Characterization of BBa_K082034 by ETH Zurich 2010 iGEM Team

Introduction

The iGEM 2010 Team of ETH Zurich considered using this part as a reporter system to evaluate the [http://2010.igem.org/Team:ETHZ_Basel/Biology/Cloning cloning strategy]. Since the part contains a LacI binding site on the operator the expression behaviour under different concentrations of LacI and binding sites were examined.

Plasmids

plasmid purpose origin resistance additional information
pSEVA132 expression of BBa_K082034 pBBR1; approx. 75 copies/cell kan Victor de Lorenzo's lab; analysis of copy number (pSEVA132 = wv1)
pKQV4 expression of lacI pBR322; high copy tet, amp [1]







Cloning

digest of pSB1A2.
control digest of pSEVA132.

pSB1A2_BBa_K082034 and pSEVA132 were digested according to the protocol found [http://openwetware.org/wiki/Engineering_BioBrick_vectors_from_BioBrick_parts/Restriction_digest here]. The restriction enzymes used were EcoRI and PstI. The part BBa_K082034 was then isolated from pSB1A2 with an agarose gel and ligated into pSEVA132 according to the [http://www.neb.com/nebecomm/products/protocol2.asp quick ligation protocol] of New England Biolabs to give rise to the plasmid pSEVA132_BBa_K082034.
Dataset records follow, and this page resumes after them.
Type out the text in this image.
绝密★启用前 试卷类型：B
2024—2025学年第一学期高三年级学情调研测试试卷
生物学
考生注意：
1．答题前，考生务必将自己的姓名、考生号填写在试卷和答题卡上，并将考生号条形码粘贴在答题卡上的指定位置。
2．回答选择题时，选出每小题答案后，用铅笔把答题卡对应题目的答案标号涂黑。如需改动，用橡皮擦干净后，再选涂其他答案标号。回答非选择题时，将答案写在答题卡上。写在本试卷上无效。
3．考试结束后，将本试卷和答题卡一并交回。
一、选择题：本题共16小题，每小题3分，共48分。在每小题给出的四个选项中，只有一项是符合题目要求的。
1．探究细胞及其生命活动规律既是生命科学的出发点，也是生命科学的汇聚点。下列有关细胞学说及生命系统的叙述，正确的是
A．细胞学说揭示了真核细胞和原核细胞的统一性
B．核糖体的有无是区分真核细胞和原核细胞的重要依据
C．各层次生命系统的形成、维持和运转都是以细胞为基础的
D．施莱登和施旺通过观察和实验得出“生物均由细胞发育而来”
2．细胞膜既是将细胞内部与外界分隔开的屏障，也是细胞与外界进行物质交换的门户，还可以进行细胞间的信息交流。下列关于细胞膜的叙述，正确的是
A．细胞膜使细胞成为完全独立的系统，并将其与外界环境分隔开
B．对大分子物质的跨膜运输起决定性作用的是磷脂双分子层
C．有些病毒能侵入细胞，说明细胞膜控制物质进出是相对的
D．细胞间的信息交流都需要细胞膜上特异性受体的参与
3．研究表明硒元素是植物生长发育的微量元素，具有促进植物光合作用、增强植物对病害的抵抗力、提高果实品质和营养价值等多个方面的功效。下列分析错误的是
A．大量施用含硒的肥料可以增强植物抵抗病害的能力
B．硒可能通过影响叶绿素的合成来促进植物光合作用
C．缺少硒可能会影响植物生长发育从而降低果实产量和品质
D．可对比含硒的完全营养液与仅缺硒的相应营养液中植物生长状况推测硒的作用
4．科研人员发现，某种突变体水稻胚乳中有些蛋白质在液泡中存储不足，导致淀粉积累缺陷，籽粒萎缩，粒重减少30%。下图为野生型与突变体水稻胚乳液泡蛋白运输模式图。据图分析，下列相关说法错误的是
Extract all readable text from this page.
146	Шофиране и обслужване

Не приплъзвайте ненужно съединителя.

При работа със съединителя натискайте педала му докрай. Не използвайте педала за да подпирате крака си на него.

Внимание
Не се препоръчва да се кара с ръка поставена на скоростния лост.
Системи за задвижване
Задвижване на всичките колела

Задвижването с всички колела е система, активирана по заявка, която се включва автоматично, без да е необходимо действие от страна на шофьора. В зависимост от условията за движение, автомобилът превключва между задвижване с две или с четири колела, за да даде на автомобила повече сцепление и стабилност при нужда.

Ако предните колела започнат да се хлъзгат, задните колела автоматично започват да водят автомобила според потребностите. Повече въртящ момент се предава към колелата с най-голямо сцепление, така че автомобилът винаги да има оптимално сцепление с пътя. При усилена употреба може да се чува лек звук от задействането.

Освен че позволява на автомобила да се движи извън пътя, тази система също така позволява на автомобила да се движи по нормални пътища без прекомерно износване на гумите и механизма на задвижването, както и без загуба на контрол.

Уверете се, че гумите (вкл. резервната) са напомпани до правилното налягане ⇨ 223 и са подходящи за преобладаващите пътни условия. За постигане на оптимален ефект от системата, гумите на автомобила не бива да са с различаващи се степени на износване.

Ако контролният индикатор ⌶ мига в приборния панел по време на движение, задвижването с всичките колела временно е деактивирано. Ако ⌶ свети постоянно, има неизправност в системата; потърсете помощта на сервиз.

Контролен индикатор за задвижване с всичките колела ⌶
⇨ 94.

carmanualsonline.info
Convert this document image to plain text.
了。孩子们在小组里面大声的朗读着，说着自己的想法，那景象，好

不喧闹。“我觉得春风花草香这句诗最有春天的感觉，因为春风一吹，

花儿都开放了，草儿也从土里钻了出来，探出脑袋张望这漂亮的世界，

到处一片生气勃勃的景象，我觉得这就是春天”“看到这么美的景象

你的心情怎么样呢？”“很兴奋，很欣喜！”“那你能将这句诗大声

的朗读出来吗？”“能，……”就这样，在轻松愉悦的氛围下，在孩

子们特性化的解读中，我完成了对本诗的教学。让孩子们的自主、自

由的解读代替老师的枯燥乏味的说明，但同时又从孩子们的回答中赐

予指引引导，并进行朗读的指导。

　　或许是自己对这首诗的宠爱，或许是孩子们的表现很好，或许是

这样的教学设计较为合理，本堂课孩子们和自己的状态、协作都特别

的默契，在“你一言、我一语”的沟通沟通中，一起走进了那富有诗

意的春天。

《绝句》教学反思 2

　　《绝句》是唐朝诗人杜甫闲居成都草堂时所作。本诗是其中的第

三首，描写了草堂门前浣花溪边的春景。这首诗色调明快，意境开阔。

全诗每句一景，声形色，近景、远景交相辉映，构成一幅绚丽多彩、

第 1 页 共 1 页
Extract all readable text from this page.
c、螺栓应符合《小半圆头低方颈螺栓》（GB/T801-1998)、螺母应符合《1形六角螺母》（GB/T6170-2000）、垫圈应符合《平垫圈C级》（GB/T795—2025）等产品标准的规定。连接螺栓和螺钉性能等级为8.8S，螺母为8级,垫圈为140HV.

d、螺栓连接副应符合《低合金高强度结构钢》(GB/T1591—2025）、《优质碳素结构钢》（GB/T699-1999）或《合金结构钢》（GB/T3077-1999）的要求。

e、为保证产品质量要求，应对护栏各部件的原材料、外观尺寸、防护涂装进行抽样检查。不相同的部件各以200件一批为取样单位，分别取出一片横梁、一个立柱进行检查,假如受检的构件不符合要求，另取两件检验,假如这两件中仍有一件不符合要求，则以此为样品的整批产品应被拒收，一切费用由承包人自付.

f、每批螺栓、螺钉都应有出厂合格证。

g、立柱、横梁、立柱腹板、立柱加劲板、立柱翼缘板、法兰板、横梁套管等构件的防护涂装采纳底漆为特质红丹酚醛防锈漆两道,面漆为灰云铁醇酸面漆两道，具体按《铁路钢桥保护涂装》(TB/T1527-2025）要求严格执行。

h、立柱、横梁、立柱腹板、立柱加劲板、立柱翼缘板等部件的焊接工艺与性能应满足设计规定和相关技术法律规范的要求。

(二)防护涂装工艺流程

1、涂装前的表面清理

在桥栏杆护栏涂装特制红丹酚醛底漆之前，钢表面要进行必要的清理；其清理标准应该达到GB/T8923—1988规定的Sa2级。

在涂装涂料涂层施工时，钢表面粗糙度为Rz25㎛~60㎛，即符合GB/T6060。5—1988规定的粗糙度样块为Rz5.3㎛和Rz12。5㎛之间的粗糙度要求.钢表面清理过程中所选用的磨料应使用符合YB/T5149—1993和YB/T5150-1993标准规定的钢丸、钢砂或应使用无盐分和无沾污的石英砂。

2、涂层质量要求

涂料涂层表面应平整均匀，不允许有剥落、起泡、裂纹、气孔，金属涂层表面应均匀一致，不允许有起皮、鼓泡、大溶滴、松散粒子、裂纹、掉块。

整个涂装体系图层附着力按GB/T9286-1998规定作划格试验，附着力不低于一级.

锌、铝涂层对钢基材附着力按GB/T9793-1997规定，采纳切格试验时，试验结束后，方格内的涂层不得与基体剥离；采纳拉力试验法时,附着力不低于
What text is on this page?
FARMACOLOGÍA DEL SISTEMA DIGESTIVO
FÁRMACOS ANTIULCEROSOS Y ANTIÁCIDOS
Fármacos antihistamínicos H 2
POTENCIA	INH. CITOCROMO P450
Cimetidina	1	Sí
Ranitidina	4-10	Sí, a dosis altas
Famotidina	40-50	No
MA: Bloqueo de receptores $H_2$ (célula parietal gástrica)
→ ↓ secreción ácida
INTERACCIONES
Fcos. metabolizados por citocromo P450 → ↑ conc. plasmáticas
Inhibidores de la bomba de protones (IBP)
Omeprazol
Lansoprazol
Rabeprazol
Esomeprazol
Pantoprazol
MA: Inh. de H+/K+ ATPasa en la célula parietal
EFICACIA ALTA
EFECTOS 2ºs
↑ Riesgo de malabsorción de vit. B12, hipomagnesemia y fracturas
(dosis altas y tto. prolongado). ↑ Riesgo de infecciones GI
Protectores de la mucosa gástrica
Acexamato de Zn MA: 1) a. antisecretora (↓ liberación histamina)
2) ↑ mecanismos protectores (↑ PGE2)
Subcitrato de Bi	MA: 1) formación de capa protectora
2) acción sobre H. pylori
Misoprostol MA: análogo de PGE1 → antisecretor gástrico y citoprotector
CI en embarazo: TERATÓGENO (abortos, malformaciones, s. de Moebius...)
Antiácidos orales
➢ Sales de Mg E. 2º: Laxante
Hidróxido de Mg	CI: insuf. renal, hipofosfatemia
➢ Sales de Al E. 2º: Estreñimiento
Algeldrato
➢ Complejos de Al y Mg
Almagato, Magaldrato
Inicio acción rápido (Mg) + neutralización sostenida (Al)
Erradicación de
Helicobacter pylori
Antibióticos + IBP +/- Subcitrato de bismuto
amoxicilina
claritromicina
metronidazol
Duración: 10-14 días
control digest of pSB1A2. lane 1: [http://www.neb.com/nebecomm/products/productn0468.asp 1kb ladder]; lane 2: digested pSB1A2, part at 1.1kb, vector at 2kb.
control digest of pSEVA132. lane 1 and 6: [http://www.neb.com/nebecomm/products/productn0468.asp 1kb ladder]; lane 2 and 4: pSEVA132_BBa_K082034 not digested; lane 3 and 5: digested pSEVA132_BBa_K082034, part at 1.1kb, vector at 4.5kb.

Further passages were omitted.